Social Reconstructionism In Education

Read Complete Research Material


Social reconstructionism in Education

Social reconstructionism in Education

Social reconstructionism in Education

Social reconstructionism is a philosophy that emphasizes the addressing of social questions and a quest to create a better society and worldwide democracy. Reconstructionist educators focus on a curriculum that highlights social reform as the aim of education. Theodore Brameld (1904-1987) was the founder of social reconstructionism, in reaction against the realities of World War II. He recognized the potential for either human annihilation through technology and human cruelty or the capacity to create a beneficent society using technology and human compassion. George Counts (1889-1974) recognized that education was the means of preparing people for creating this new social order(Kozol 1975).
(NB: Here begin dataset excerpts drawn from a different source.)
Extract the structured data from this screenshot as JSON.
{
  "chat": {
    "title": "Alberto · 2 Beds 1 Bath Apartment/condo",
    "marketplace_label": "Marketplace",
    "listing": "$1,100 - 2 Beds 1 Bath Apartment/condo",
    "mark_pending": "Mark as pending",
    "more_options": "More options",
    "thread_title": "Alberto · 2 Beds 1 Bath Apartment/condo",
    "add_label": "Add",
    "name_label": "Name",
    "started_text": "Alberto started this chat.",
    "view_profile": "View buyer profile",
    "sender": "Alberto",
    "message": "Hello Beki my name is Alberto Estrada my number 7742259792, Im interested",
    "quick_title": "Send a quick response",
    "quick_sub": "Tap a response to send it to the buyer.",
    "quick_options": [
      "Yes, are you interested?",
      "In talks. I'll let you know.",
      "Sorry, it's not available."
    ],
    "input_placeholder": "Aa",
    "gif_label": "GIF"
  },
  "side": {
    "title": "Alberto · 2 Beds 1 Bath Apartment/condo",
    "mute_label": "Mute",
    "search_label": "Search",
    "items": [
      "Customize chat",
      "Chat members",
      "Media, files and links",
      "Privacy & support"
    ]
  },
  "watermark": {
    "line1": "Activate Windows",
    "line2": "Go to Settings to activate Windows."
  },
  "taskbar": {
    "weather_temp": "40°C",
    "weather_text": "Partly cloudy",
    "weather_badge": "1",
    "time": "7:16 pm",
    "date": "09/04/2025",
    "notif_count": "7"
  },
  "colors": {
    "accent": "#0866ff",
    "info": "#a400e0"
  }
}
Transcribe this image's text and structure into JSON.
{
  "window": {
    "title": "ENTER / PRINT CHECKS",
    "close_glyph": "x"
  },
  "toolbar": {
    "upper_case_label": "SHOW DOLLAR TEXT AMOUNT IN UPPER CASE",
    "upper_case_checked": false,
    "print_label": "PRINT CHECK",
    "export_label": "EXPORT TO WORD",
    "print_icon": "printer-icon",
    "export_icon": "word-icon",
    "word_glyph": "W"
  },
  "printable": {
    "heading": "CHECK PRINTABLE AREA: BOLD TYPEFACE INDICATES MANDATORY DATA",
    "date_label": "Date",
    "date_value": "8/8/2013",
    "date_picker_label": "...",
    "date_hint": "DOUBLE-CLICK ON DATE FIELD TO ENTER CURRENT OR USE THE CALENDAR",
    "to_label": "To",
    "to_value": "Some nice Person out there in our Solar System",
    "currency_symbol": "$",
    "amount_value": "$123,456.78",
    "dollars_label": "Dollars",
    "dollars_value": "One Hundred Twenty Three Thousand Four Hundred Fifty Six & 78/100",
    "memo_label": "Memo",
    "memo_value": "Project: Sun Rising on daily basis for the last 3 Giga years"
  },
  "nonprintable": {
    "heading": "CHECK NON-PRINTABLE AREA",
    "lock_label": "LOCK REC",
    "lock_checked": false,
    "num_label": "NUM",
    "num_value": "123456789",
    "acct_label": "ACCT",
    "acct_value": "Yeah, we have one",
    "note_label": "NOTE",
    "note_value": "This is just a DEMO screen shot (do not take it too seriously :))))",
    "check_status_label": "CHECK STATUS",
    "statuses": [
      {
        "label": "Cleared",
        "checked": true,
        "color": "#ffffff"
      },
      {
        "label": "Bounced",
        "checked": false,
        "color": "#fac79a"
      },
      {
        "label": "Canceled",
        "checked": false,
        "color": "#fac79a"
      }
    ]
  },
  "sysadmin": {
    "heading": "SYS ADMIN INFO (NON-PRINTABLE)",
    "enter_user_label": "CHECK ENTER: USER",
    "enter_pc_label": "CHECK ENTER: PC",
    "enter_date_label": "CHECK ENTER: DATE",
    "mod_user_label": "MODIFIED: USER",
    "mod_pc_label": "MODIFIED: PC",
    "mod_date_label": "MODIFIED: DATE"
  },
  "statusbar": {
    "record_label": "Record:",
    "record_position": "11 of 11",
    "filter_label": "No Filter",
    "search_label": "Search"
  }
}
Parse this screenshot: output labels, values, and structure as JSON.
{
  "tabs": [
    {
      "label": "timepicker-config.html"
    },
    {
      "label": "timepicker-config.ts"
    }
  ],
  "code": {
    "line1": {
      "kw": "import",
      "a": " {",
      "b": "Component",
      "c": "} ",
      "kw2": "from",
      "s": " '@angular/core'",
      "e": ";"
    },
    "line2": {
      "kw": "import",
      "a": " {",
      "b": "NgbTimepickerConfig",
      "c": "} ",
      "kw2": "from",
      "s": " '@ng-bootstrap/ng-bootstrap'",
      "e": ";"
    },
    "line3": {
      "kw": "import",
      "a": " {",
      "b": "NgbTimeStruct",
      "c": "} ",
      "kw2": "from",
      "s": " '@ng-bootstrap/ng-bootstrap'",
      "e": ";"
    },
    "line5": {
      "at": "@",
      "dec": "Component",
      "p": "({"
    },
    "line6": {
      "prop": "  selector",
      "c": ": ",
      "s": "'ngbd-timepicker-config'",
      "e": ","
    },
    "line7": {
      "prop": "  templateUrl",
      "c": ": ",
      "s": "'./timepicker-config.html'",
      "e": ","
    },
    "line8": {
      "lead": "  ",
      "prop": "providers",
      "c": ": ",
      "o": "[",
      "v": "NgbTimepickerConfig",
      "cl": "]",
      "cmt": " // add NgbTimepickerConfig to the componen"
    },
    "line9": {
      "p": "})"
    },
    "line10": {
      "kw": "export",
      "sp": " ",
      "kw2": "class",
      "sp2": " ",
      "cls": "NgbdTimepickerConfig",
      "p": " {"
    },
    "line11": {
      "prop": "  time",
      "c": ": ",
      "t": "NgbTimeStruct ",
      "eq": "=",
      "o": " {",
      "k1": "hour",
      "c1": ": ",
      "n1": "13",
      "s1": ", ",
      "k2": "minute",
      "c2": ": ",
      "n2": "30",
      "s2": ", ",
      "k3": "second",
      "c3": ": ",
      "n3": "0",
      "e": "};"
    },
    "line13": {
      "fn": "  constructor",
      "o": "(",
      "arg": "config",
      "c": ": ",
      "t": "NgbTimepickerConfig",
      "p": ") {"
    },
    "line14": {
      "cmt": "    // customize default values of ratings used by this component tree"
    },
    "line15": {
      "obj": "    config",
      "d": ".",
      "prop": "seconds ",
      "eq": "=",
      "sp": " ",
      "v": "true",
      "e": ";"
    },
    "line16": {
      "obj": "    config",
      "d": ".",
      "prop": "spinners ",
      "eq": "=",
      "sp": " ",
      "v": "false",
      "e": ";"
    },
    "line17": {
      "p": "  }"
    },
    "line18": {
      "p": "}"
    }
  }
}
Critical theorists, like social reconstructionists, believe that systems must be changed to overcome oppression and improve human conditions. Paulo Freire (1921-1997) was a Brazilian whose experiences living in poverty led him to champion education and literacy as the vehicle for social change. In his view, humans must learn to resist oppression and not become its victims, nor oppress others. To do so requires dialog and critical consciousness, the development of awareness to overcome domination and oppression. Rather than "teaching as banking," in which the educator deposits information into students' heads, Freire saw teaching and learning as a process of inquiry in which the child must invent and reinvent the world(Nietzsche 1996).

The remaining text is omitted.